His glory was tented among us, tabernacled among us. It was and is foreign to our world of change and decay but His glory triumphs over death to build for us a life without death, without sorrow, without loss. Hidden here is the promise of our own very future. He is the first born of the dead, the first fruits of the resurrection. What He is, we shall be, wearing not the changing face of this mortal flesh but the eternal face of glory. That is our hope and His promise. We dare not settle for a frozen momet . God has bigger things in store. God is preparing a whole new and an eternal future for us.
The disciples did not get much. A glimpse is all. We do not get any more.

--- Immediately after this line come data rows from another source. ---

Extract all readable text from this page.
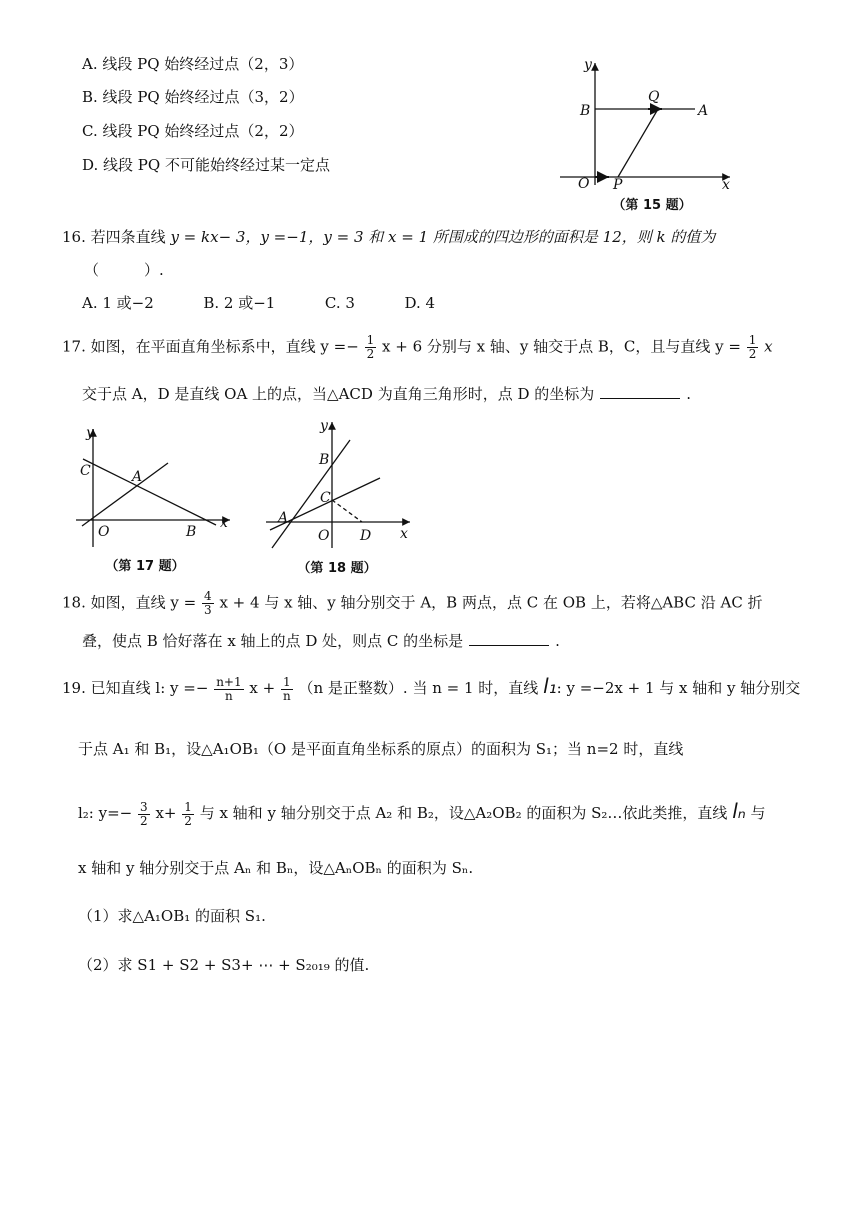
A. 线段 PQ 始终经过点（2，3）
B. 线段 PQ 始终经过点（3，2）
C. 线段 PQ 始终经过点（2，2）
D. 线段 PQ 不可能始终经过某一定点
y
x
B
Q
A
O P
（第 15 题）
16. 若四条直线 y = kx− 3，y =−1，y = 3 和 x = 1 所围成的四边形的面积是 12，则 k 的值为
（　　　）.
A. 1 或−2	B. 2 或−1	C. 3	D. 4
17. 如图，在平面直角坐标系中，直线 $y =- \frac{1}{2}$ x + 6 分别与 x 轴、y 轴交于点 B，C，且与直线 $y = \frac{1}{2}$ x
交于点 A，D 是直线 OA 上的点，当△ACD 为直角三角形时，点 D 的坐标为	.
y
x
C	A
O	B
（第 17 题）
y
x
B
C
A
O D
（第 18 题）
18. 如图，直线 $y = \frac{4}{3}$ x + 4 与 x 轴、y 轴分别交于 A，B 两点，点 C 在 OB 上，若将△ABC 沿 AC 折
叠，使点 B 恰好落在 x 轴上的点 D 处，则点 C 的坐标是	.
19. 已知直线 l: $y =- \frac{n+1}{n}$ $x + \frac{1}{n} (n$ 是正整数）. 当 n = 1 时，直线 l₁: y =−2x + 1 与 x 轴和 y 轴分别交
于点 A₁ 和 B₁，设△A₁OB₁（O 是平面直角坐标系的原点）的面积为 S₁；当 n=2 时，直线
l₂: $y=- \frac{3}{2} x+ \frac{1}{2}$ 与 x 轴和 y 轴分别交于点 A₂ 和 B₂，设△A₂OB₂ 的面积为 S₂…依此类推，直线 lₙ 与
x 轴和 y 轴分别交于点 Aₙ 和 Bₙ，设△AₙOBₙ 的面积为 Sₙ.
（1）求△A₁OB₁ 的面积 S₁.
（2）求 S1 + S2 + S3+ ⋯ + S₂₀₁₉ 的值.
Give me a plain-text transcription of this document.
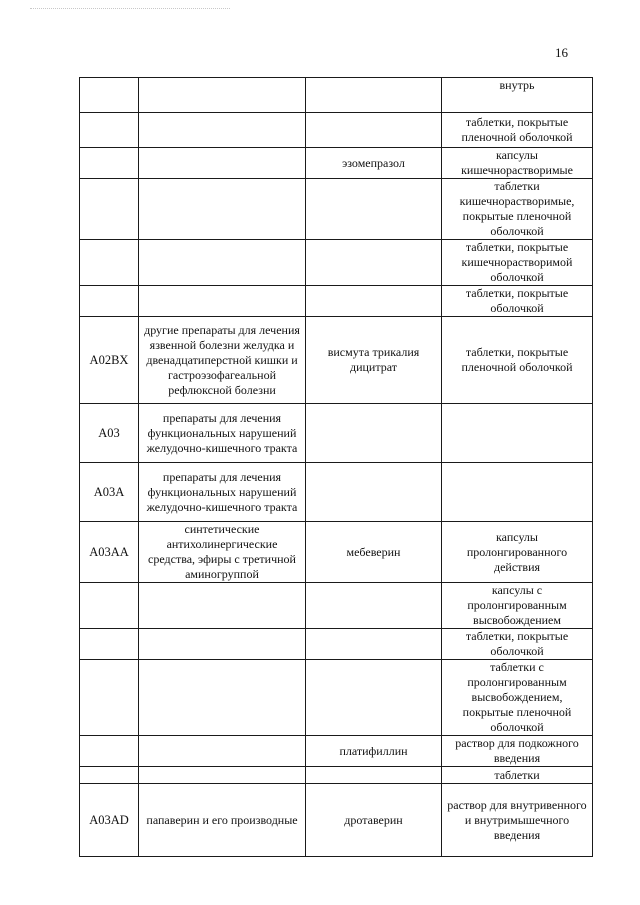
16
			внутрь
			таблетки, покрытые пленочной оболочкой
		эзомепразол	капсулы кишечнорастворимые
			таблетки кишечнорастворимые, покрытые пленочной оболочкой
			таблетки, покрытые кишечнорастворимой оболочкой
			таблетки, покрытые оболочкой
A02BX	другие препараты для лечения язвенной болезни желудка и двенадцатиперстной кишки и гастроэзофагеальной рефлюксной болезни	висмута трикалия дицитрат	таблетки, покрытые пленочной оболочкой
A03	препараты для лечения функциональных нарушений желудочно-кишечного тракта		
A03A	препараты для лечения функциональных нарушений желудочно-кишечного тракта		
A03AA	синтетические антихолинергические средства, эфиры с третичной аминогруппой	мебеверин	капсулы пролонгированного действия
			капсулы с пролонгированным высвобождением
			таблетки, покрытые оболочкой
			таблетки с пролонгированным высвобождением, покрытые пленочной оболочкой
		платифиллин	раствор для подкожного введения
			таблетки
A03AD	папаверин и его производные	дротаверин	раствор для внутривенного и внутримышечного введения
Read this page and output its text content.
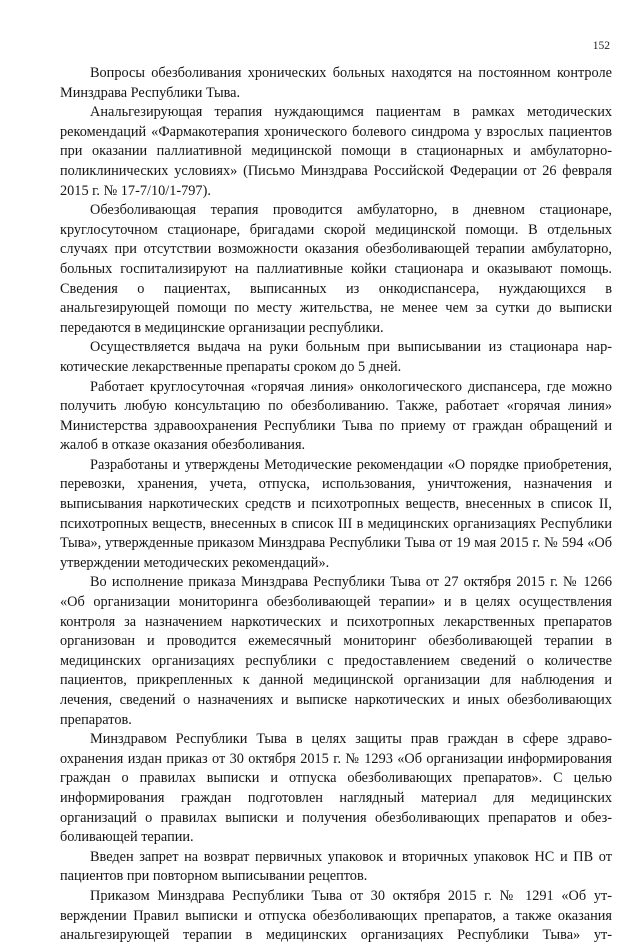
152

Вопросы обезболивания хронических больных находятся на постоянном контроле Минздрава Республики Тыва.

Анальгезирующая терапия нуждающимся пациентам в рамках методических рекомендаций «Фармакотерапия хронического болевого синдрома у взрослых пациентов при оказании паллиативной медицинской помощи в стационарных и амбулаторно-поликлинических условиях» (Письмо Минздрава Российской Федерации от 26 февраля 2015 г. № 17-7/10/1-797).

Обезболивающая терапия проводится амбулаторно, в дневном стационаре, круглосуточном стационаре, бригадами скорой медицинской помощи. В отдельных случаях при отсутствии возможности оказания обезболивающей терапии амбулаторно, больных госпитализируют на паллиативные койки стационара и оказывают помощь. Сведения о пациентах, выписанных из онкодиспансера, нуждающихся в анальгезирующей помощи по месту жительства, не менее чем за сутки до выписки передаются в медицинские организации республики.

Осуществляется выдача на руки больным при выписывании из стационара наркотические лекарственные препараты сроком до 5 дней.

Работает круглосуточная «горячая линия» онкологического диспансера, где можно получить любую консультацию по обезболиванию. Также, работает «горячая линия» Министерства здравоохранения Республики Тыва по приему от граждан обращений и жалоб в отказе оказания обезболивания.

Разработаны и утверждены Методические рекомендации «О порядке приобретения, перевозки, хранения, учета, отпуска, использования, уничтожения, назначения и выписывания наркотических средств и психотропных веществ, внесенных в список II, психотропных веществ, внесенных в список III в медицинских организациях Республики Тыва», утвержденные приказом Минздрава Республики Тыва от 19 мая 2015 г. № 594 «Об утверждении методических рекомендаций».

Во исполнение приказа Минздрава Республики Тыва от 27 октября 2015 г. № 1266 «Об организации мониторинга обезболивающей терапии» и в целях осуществления контроля за назначением наркотических и психотропных лекарственных препаратов организован и проводится ежемесячный мониторинг обезболивающей терапии в медицинских организациях республики с предоставлением сведений о количестве пациентов, прикрепленных к данной медицинской организации для наблюдения и лечения, сведений о назначениях и выписке наркотических и иных обезболивающих препаратов.

Минздравом Республики Тыва в целях защиты прав граждан в сфере здравоохранения издан приказ от 30 октября 2015 г. № 1293 «Об организации информирования граждан о правилах выписки и отпуска обезболивающих препаратов». С целью информирования граждан подготовлен наглядный материал для медицинских организаций о правилах выписки и получения обезболивающих препаратов и обезболивающей терапии.

Введен запрет на возврат первичных упаковок и вторичных упаковок НС и ПВ от пациентов при повторном выписывании рецептов.

Приказом Минздрава Республики Тыва от 30 октября 2015 г. № 1291 «Об утверждении Правил выписки и отпуска обезболивающих препаратов, а также оказания анальгезирующей терапии в медицинских организациях Республики Тыва» ут-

Just a glimpse. In the foretaste of the feast to come, in the relieved soul set free by the absolution, and in the flesh that dies in baptism to be raised brand new in Christ. We do not have much – just a glimpse. But it is enough. It is enough for the sorrow and struggle, trial and temptation, doubt and despair that we meet in this mortal life. We have the glimpse of our own future in this glimpse of Jesus’ own glory.
The disciples wanted to stay there with Jesus but He would not have it. They must go down the mountain. The road to glory leads through the cross. It is no different for us. We bear the cross in daily life where we struggle with the clash of a people who are not of this world anymore but live in it still. We journey not toward the unknown but in the path Jesus has led, toward the glory glimpsed in Him.
The disciples were about to face the terrible face of death and decay when the Lord of life would be claimed by the cross of death. So Jesus gives to them a glimpse of glory to carry them through the valley of the shadow. And so do we. We come here week after week and God opens heaven to shine on us the glory of sins forgiven, of lives reborn in baptismal water, of bread that is the body of Christ and win His blood. It is only a glimpse but it is enough. Just enough to carry us through the changes and chances of this mortal life to the future ours in Christ.
The Transfiguration was not a frozen moment in time but a glimpse of glory – the same glimpse God gives us in the means of grace. It was designed to lead us and guide us through the changes of this mortal life until we possess completely the eternity which Christ has prepared for us. Transfiguration is the glory we seek but it comes only through the cross. The disciples could not stay; neither can we. We are called to bear the cross as the faithful in Christ who labor amid the changes and chances of this mortal life, until Christ is fully formed within us, and wearing for now the mortal flesh until we wear the glorious flesh and blood for all eternity. Amen!